More problematically, collaboration is much trickier when there’s a “winner”. Along with $10k in cash, there’s the chance to attend the AWS conference in November, and there’s only one ticket available per category. Teams could enter, but they are responsible for sharing the prize. This is a much harder problem to solve.

More important than these minor issues were the things that Netflix/Github/AWS got absolutely right. Primarily that was being 100% open. It was great that everything had to be open source (Apache licensed) and completely open for everyone to see (on Github). It removes any concerns about IP for everyone - if you’re not comfortable making everything public, then don’t enter. (It’s my variant of the New York Times rule: if you wouldn’t want to see it on github, you shouldn’t enter it into a competition.) This extreme transparency gives everyone a sense of fairness and - more importantly - fun.
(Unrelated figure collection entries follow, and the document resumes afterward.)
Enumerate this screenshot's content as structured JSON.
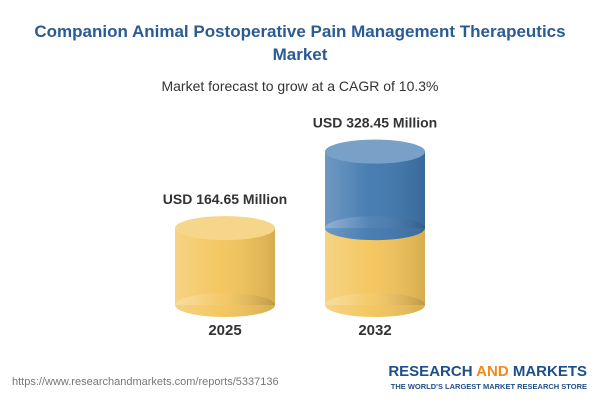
{
  "chart_data": {
    "type": "cylinder",
    "title": "Companion Animal Postoperative Pain Management Therapeutics Market",
    "subtitle": "Market forecast to grow at a CAGR of 10.3%",
    "categories": [
      "2025",
      "2032"
    ],
    "values": [
      164.65,
      328.45
    ],
    "value_labels": [
      "USD 164.65 Million",
      "USD 328.45 Million"
    ],
    "color": "#f3c45a",
    "growth_color": "#3f77ae"
  },
  "footer": {
    "url": "https://www.researchandmarkets.com/reports/5337136",
    "brand": [
      "RESEARCH",
      "AND",
      "MARKETS"
    ],
    "tagline": "THE WORLD'S LARGEST MARKET RESEARCH STORE"
  }
}
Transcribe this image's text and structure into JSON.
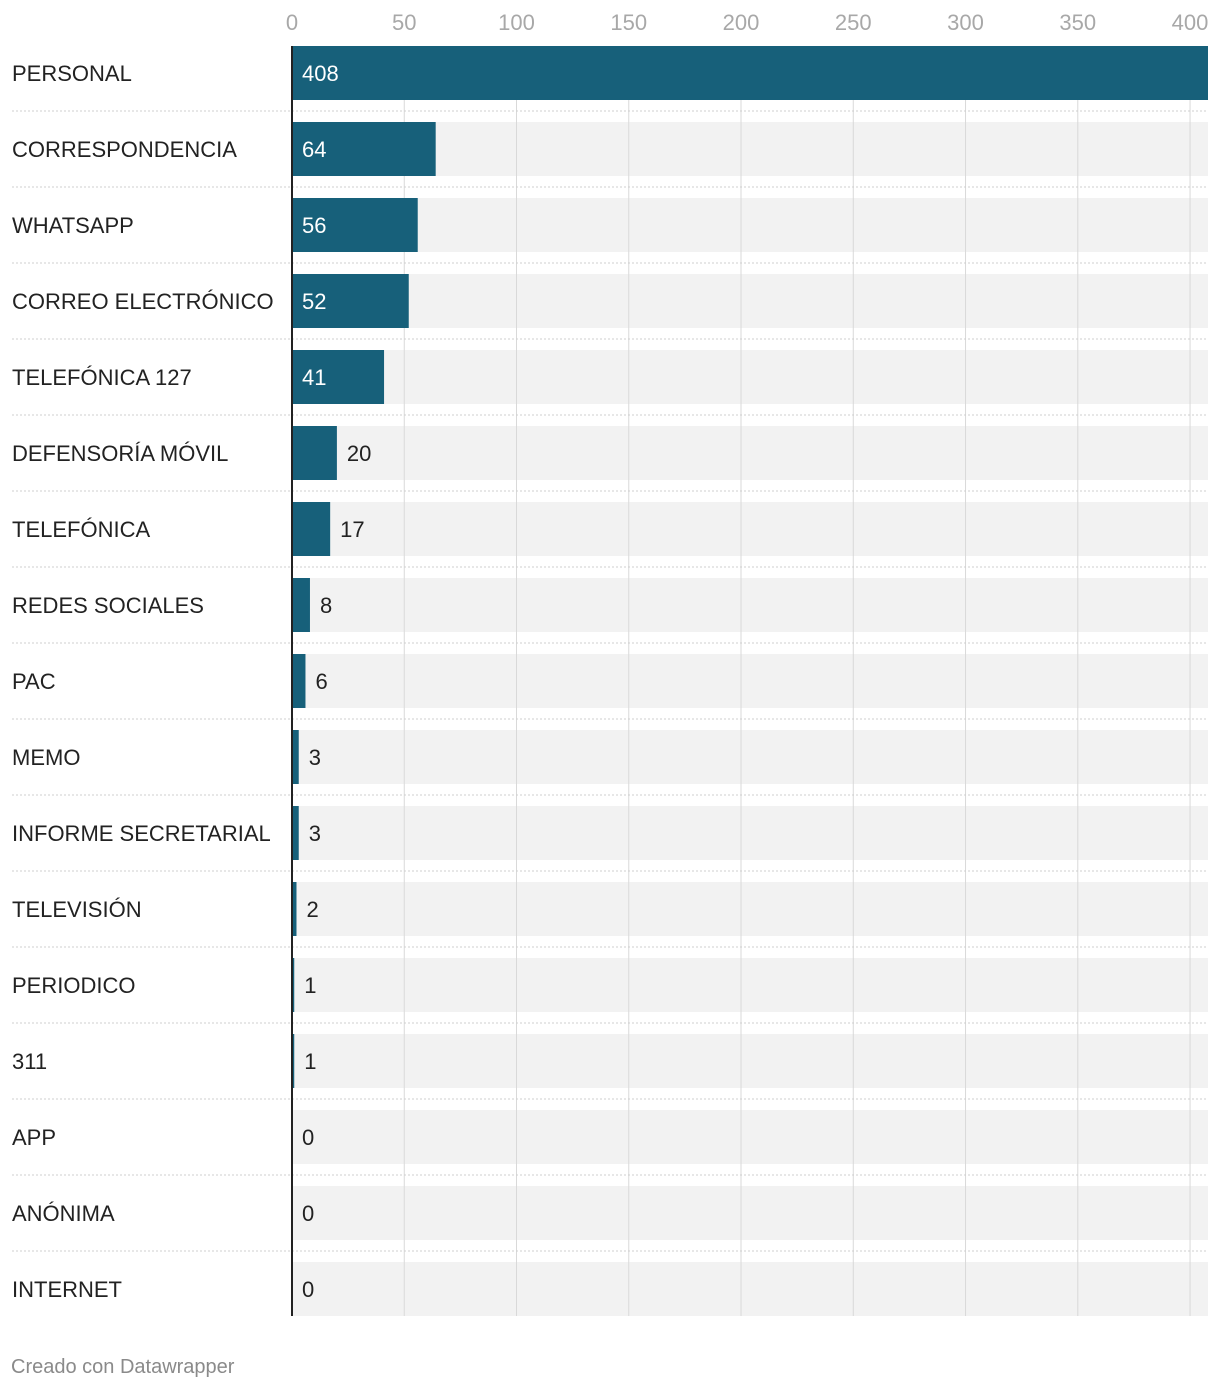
{
  "chart_data": {
    "type": "bar",
    "orientation": "horizontal",
    "categories": [
      "PERSONAL",
      "CORRESPONDENCIA",
      "WHATSAPP",
      "CORREO ELECTRÓNICO",
      "TELEFÓNICA 127",
      "DEFENSORÍA MÓVIL",
      "TELEFÓNICA",
      "REDES SOCIALES",
      "PAC",
      "MEMO",
      "INFORME SECRETARIAL",
      "TELEVISIÓN",
      "PERIODICO",
      "311",
      "APP",
      "ANÓNIMA",
      "INTERNET"
    ],
    "values": [
      408,
      64,
      56,
      52,
      41,
      20,
      17,
      8,
      6,
      3,
      3,
      2,
      1,
      1,
      0,
      0,
      0
    ],
    "x_ticks": [
      0,
      50,
      100,
      150,
      200,
      250,
      300,
      350,
      400
    ],
    "xlim": [
      0,
      408
    ],
    "grid": true,
    "legend": "none",
    "colors": {
      "bar": "#17607a",
      "track": "#f2f2f2",
      "grid": "#d9d9d9",
      "separator": "#cfcfcf",
      "axis": "#222222",
      "value_inside": "#ffffff",
      "value_outside": "#222222"
    }
  },
  "footer": {
    "credit": "Creado con Datawrapper"
  }
}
In terms of what Netflix got out of it, I’m sure they would have liked to have more submissions (I’d guess they had about 40-50 entries). But I think that’s missing half the point: it’s like a slogan competition (“I want to go to Hawaii because…”). The goal is not to get a slogan for the next commercial “on the cheap”, but to get you to think about all the great things about Hawaii.

Netflix OSS gained a whole lot of awareness, probably 100 developers that are now familiar with the codebase to the point of having made code changes, and probably 1000 that have read (bits of) it. Given the T&Cs said that entering was not an offer of employment (a rather odd inclusion, at face value), they probably are hoping to hire a few people as well, and now have some great leads. And running a competition like this certainly gives their “developer cred” a nice little boost. For $100k (I’m guessing AWS are covering the AWS related prizes), I think Netflix did very well.

I think this could be the first of many similar “open competitions”. It may even spawn a few companies (like Kaggle) to help companies run these prizes. Time will tell!